In brief, the immediate legislative need of the time is the removal of all obstacles to the realization of the best ambitions of our people in their several classes of employment and the strengthening of all instrumentalities by. which difficulties are to be met and removed and justice dealt out, whether by law or by some form of mediation and conciliation. I do not feel it to be my privilege at present to, suggest the detailed and particular methods by which these objects may be attained, but I have faith that the inquiries of your several committees will discover the way and the method.
In response to what I believe to be the impulse of sympathy and opinion throughout the United States, I earnestly suggest that the Congress authorize the Treasury of the United States to make to the struggling government of Armenia such a loan as was made to several of the Allied governments during the war, and I would also suggest that it would be desirable to provide in the legislation itself that the expenditure of the money thus loaned should be under the supervision of a commission, or at least a commissioner, from the United States in order that revolutionary tendencies within Armenia itself might not be afforded by the loan a further tempting opportunity.

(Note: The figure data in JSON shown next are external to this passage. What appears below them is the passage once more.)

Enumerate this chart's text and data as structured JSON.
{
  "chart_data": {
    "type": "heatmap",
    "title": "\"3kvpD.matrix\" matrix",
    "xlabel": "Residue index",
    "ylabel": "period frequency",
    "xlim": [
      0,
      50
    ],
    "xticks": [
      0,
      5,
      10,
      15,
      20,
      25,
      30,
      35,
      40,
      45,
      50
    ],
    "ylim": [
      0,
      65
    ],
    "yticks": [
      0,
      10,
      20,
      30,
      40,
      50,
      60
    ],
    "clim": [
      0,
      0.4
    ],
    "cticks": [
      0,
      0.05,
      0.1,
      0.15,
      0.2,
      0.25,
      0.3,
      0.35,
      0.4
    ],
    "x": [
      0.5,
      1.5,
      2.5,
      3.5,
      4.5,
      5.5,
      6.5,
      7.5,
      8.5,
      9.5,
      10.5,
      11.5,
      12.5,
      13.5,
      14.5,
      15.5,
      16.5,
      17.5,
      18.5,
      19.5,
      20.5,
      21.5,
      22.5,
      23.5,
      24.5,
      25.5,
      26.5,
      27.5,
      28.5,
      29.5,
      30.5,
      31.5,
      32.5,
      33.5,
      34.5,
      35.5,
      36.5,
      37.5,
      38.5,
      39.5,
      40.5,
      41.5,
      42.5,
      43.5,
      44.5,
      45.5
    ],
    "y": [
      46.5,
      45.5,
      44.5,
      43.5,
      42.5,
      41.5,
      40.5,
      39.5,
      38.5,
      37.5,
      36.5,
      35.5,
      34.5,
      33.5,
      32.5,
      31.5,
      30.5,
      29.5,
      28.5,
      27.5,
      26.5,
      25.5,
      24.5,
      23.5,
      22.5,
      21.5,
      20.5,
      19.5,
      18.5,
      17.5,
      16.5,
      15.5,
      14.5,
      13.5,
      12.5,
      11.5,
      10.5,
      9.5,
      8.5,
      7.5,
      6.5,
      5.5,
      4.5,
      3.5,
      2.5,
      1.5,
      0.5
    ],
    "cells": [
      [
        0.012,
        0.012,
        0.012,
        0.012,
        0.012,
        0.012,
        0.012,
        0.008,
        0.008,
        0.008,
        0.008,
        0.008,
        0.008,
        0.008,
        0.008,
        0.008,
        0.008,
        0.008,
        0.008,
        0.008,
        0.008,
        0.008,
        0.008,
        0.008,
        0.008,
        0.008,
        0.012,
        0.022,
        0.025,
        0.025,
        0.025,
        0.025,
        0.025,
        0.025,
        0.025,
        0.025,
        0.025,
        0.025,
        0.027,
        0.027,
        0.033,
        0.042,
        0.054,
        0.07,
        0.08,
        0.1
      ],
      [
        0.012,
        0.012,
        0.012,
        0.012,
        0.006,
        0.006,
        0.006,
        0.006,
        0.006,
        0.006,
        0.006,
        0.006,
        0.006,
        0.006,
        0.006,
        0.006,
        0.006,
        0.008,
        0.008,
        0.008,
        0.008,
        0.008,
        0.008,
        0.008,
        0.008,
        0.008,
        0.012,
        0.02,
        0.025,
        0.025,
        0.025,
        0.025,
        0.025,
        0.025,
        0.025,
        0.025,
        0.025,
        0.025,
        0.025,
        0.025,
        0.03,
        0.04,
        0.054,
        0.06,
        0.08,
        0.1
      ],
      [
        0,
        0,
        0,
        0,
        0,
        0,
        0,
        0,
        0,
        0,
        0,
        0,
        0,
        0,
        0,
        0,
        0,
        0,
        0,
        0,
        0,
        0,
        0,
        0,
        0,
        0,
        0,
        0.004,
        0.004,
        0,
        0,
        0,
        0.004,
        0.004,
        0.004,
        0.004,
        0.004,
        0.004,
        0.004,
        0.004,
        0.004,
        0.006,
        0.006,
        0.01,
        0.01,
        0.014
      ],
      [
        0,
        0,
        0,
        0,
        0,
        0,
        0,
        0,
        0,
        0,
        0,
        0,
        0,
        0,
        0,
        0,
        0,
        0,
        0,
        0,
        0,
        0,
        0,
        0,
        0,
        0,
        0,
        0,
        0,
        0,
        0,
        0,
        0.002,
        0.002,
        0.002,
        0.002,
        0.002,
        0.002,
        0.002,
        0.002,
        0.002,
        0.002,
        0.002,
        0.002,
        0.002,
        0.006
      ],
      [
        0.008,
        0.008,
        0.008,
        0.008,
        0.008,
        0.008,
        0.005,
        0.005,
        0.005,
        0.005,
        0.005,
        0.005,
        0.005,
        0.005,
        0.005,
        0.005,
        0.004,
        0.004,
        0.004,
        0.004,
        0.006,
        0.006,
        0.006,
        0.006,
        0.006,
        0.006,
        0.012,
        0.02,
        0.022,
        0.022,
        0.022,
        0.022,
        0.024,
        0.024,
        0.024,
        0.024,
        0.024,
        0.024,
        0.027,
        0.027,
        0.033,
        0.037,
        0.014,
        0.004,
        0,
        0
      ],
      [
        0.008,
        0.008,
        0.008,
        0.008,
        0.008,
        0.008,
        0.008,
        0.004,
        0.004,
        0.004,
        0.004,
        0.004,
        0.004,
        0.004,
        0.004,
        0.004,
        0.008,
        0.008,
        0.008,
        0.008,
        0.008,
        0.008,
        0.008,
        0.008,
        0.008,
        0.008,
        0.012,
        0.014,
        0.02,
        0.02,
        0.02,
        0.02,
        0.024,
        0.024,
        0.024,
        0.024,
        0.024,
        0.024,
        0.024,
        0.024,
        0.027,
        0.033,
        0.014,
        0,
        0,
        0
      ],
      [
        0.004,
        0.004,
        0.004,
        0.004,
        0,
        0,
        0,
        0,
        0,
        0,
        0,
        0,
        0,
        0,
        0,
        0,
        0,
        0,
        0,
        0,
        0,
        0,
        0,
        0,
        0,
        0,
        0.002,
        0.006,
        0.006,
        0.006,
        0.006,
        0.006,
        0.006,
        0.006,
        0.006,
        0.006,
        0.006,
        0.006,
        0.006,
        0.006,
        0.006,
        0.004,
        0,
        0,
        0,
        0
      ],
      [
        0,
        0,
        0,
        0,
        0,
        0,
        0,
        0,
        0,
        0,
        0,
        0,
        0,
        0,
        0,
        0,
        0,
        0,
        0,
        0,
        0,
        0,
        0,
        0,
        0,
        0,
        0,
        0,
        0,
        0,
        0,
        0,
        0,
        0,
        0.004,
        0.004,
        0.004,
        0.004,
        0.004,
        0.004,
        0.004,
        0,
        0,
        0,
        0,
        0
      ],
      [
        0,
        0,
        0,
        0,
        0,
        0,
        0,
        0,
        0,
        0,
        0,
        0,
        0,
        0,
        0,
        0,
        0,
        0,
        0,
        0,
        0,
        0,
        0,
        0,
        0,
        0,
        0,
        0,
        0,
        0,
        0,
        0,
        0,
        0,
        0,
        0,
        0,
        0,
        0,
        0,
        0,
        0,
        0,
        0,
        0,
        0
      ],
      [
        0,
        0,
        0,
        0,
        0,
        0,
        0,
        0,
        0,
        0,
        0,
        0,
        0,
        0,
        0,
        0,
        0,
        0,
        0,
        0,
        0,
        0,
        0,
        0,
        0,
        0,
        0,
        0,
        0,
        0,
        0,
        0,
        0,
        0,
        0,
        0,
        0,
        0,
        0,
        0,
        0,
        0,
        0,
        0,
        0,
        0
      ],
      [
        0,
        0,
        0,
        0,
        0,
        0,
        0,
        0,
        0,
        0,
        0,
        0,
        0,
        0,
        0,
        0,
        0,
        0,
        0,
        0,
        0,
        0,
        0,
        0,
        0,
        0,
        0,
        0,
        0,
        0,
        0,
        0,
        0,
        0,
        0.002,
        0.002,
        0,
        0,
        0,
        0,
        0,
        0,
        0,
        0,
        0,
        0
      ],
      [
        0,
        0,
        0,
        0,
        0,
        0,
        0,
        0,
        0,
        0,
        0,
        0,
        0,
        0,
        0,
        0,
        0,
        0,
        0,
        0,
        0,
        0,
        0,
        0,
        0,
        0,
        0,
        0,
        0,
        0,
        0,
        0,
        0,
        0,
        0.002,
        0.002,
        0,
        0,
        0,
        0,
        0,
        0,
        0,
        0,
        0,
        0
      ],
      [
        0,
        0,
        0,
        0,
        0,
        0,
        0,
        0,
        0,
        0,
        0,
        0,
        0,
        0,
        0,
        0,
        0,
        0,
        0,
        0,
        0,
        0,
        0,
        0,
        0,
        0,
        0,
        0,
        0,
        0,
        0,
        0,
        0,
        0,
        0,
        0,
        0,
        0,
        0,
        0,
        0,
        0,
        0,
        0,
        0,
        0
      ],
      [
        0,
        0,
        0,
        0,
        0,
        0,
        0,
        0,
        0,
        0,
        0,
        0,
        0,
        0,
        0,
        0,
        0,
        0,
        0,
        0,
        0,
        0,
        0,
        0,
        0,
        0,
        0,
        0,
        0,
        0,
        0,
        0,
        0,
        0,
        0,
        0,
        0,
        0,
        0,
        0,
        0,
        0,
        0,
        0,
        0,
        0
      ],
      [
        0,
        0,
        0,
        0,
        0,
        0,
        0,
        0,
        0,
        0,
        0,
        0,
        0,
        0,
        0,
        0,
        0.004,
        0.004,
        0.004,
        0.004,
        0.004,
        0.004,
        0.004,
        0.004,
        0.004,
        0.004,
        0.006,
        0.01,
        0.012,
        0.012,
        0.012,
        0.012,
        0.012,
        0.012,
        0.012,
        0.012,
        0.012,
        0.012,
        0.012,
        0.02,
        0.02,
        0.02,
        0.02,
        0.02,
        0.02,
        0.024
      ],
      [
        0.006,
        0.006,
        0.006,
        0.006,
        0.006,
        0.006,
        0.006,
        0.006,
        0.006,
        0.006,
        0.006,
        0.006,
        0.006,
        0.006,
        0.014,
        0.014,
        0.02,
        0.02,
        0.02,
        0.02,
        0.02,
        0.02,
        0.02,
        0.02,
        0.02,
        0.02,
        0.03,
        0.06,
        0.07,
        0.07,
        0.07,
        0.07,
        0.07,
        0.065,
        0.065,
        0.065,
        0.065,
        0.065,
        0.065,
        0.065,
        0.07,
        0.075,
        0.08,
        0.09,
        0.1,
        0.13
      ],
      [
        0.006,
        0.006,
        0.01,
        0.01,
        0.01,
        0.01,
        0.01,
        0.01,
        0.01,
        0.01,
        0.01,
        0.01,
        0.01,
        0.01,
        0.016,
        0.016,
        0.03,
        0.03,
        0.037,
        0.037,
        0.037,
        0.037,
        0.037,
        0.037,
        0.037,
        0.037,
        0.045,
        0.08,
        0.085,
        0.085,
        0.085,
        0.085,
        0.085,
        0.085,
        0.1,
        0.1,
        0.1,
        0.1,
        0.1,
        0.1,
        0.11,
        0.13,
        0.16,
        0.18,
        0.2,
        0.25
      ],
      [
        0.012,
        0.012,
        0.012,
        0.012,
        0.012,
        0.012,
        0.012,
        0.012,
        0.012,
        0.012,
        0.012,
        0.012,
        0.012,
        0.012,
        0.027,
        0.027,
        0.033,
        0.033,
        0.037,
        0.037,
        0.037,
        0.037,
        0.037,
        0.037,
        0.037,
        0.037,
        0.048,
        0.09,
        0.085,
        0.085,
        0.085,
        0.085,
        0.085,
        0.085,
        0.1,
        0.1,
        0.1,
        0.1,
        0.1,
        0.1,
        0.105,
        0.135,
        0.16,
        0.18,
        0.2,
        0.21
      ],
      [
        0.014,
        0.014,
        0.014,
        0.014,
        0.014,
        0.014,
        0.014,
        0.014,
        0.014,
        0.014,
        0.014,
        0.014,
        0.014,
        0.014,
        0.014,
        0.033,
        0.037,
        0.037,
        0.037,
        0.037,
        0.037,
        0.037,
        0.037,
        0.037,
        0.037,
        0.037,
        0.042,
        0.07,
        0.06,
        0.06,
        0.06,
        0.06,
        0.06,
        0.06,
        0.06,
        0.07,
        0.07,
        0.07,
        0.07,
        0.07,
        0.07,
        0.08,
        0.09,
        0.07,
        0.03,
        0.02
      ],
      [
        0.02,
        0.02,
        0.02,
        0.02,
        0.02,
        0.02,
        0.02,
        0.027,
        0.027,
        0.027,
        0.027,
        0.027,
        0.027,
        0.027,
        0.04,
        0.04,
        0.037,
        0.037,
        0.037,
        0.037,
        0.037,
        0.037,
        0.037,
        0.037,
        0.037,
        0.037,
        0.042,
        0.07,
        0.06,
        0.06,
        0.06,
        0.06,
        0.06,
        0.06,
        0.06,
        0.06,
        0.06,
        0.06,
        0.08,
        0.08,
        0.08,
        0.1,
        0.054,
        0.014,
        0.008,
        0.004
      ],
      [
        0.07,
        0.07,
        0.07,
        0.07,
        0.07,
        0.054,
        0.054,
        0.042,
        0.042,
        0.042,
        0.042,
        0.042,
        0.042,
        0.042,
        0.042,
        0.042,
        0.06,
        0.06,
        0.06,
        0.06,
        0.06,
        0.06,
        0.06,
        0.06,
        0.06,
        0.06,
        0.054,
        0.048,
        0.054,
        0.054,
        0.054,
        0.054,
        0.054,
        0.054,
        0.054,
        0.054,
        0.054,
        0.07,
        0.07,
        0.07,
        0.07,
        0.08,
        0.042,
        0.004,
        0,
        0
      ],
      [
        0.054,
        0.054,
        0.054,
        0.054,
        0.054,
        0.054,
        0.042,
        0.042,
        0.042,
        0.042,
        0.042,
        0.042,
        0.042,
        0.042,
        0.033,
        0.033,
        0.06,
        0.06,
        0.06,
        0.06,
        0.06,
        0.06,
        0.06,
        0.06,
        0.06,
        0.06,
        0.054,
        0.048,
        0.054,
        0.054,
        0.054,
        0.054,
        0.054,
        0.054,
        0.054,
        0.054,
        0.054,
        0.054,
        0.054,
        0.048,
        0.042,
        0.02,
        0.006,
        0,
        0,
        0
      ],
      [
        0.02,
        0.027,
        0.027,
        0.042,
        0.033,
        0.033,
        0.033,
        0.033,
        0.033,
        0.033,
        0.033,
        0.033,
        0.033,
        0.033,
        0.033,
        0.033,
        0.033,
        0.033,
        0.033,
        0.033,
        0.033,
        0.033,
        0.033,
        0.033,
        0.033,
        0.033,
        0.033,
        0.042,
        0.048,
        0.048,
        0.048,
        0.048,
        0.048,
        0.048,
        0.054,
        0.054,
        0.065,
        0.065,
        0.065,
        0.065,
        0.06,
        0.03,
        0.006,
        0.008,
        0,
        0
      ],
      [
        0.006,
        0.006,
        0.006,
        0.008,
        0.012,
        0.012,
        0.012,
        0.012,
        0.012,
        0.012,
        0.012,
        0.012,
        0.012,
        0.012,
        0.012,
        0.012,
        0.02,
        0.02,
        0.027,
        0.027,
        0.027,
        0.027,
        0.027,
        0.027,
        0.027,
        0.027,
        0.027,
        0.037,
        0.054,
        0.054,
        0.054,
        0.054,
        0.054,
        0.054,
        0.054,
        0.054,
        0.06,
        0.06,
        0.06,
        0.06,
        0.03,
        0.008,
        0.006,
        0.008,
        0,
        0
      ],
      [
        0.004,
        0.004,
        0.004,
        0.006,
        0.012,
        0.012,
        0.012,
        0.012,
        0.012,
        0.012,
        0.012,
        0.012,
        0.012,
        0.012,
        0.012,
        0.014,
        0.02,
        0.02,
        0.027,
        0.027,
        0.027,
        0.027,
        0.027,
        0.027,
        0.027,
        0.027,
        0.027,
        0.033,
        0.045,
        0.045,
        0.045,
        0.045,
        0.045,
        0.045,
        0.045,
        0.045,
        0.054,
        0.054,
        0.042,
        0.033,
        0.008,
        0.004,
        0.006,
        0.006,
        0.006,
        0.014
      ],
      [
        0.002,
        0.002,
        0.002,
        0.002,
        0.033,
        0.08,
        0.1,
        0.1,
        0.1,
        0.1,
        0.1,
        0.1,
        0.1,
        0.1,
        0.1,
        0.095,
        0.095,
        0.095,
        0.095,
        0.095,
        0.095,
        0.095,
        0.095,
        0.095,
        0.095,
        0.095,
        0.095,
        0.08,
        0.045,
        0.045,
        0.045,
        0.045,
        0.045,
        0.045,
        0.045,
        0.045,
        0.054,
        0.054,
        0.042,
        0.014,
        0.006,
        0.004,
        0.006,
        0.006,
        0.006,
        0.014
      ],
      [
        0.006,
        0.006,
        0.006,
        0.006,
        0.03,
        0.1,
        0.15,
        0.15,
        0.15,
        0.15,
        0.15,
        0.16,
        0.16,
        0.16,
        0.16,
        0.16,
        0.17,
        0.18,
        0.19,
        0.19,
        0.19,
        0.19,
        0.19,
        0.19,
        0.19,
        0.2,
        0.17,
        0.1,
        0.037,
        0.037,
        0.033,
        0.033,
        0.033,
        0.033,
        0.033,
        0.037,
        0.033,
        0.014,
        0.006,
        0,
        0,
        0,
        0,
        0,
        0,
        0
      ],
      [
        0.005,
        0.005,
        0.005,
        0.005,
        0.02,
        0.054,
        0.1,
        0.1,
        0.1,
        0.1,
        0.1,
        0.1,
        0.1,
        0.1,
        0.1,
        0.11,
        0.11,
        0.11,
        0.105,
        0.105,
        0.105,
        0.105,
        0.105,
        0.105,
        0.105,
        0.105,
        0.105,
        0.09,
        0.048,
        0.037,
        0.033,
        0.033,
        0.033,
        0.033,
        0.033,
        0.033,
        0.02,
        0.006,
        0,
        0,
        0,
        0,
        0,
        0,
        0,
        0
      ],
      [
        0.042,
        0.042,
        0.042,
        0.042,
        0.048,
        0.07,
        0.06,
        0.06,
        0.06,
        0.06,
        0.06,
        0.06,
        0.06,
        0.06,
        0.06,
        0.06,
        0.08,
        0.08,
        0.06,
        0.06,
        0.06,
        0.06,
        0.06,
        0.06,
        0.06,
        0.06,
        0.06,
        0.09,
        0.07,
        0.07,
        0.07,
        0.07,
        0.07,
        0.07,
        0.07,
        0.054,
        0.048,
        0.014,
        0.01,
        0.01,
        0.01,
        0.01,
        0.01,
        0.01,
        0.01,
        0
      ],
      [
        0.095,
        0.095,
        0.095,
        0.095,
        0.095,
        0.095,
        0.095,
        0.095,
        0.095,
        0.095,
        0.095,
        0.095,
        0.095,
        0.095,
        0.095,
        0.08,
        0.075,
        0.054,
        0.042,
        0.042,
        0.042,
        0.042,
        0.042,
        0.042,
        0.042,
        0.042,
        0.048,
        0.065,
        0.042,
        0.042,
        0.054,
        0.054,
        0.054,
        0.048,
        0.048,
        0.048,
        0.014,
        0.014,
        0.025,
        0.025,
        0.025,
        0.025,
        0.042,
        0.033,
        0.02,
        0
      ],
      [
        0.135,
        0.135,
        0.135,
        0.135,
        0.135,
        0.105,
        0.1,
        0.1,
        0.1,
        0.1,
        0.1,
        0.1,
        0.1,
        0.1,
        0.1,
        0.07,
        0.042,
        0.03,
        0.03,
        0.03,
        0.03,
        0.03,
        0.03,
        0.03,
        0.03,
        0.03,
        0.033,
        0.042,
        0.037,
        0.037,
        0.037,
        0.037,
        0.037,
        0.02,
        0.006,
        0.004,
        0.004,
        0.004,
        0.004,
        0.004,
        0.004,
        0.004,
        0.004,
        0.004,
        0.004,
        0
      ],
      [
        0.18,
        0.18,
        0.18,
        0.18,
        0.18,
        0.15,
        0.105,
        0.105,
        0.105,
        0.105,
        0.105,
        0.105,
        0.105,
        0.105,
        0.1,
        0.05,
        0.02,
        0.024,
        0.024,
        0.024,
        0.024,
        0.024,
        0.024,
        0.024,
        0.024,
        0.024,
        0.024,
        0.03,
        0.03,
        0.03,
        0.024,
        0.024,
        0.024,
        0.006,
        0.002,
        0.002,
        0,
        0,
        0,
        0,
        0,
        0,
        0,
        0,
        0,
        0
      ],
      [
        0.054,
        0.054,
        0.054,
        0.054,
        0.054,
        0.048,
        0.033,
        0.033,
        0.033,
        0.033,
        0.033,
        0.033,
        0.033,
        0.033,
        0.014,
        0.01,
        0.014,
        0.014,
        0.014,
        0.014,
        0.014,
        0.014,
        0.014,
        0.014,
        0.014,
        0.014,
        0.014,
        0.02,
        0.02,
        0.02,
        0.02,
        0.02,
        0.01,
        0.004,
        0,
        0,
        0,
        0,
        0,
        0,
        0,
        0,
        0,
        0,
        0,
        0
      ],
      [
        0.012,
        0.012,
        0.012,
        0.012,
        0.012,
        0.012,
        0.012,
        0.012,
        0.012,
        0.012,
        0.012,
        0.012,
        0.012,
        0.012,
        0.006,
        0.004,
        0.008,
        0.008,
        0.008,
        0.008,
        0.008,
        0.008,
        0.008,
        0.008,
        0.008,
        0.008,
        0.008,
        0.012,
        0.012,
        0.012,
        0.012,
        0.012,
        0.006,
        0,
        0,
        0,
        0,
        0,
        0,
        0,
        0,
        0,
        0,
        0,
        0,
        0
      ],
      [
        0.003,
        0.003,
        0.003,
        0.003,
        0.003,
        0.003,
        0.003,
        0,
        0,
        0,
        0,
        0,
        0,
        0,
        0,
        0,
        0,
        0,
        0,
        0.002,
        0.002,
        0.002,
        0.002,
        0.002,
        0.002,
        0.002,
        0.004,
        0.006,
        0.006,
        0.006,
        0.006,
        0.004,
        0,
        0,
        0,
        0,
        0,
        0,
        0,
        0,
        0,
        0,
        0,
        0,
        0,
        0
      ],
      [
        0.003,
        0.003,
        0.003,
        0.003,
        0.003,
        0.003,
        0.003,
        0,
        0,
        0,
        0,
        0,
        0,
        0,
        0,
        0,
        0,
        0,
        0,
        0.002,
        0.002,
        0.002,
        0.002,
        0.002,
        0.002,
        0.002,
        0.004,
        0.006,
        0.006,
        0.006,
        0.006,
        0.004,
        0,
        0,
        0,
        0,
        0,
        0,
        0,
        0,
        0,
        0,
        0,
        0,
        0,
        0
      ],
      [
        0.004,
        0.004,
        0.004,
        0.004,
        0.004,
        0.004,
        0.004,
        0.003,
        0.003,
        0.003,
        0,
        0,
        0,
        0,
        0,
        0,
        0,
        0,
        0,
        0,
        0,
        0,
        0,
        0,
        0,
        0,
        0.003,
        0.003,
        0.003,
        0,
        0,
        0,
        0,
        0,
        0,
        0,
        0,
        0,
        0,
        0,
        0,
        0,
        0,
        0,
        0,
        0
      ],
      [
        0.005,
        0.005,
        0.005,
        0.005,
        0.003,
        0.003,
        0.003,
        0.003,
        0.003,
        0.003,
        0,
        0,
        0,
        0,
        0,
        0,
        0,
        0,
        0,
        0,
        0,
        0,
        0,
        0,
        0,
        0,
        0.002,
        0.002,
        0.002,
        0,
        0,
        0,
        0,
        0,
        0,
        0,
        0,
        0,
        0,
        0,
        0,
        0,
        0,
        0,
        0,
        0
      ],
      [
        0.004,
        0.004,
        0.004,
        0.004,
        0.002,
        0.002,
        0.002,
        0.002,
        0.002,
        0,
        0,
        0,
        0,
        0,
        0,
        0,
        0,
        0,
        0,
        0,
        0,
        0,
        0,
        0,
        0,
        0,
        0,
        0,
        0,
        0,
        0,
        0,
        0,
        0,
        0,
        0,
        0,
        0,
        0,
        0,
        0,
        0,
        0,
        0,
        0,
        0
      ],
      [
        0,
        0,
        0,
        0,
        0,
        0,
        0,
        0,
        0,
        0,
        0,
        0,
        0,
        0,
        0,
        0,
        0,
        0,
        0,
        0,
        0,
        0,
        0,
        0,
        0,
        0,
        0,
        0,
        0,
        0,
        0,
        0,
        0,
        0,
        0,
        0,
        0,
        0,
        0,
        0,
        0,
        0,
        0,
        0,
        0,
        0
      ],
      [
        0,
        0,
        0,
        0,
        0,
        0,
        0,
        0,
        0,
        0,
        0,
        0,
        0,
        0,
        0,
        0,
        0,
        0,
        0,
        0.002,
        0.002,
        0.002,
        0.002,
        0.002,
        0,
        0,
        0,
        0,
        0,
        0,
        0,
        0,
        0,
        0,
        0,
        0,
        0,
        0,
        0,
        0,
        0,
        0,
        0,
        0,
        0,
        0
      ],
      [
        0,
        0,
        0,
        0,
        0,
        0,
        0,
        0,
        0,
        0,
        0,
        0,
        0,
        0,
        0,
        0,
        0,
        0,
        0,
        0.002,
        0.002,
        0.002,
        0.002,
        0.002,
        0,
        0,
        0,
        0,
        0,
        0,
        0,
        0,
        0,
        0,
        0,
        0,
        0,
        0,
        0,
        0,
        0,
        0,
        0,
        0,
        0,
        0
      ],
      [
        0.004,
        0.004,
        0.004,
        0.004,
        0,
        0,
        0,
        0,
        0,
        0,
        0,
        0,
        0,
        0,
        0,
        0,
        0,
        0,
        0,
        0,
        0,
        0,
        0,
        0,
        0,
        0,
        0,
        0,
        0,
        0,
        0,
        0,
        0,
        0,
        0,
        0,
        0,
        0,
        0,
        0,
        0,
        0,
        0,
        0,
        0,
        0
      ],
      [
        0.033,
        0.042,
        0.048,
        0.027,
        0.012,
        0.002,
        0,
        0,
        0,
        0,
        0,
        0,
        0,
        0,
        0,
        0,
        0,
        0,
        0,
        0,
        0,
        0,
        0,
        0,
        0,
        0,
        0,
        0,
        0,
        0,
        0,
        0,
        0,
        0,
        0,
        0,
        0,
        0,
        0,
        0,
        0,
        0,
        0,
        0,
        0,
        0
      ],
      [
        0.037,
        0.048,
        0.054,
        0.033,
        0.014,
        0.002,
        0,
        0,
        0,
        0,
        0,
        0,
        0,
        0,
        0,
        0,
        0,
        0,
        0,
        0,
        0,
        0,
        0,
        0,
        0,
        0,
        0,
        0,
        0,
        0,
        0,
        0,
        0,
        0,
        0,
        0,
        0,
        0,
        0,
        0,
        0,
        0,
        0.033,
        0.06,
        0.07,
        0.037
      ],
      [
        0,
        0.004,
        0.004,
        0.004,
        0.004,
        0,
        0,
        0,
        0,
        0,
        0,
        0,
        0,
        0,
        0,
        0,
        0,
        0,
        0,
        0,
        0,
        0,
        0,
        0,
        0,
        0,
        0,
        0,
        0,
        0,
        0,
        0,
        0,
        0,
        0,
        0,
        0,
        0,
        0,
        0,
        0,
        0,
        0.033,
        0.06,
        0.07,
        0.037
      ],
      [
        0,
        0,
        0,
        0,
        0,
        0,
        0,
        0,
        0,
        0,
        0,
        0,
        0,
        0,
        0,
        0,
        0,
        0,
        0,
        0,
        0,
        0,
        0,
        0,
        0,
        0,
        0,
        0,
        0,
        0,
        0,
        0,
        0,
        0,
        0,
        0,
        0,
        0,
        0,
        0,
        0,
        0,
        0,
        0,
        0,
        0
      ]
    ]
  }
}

Allow me to call your attention to the fact that the people of the Philippine Islands have succeeded in maintaining a stable government since the last action of the Congress in their behalf, and have thus fulfilled the condition set by the Congress as precedent to a consideration of granting independence to the Islands. I respectfully submit that this condition precedent having been fulfilled, it is now our liberty and our duty to keep our promise to the people of those islands by granting them the independence which they so honorably covet.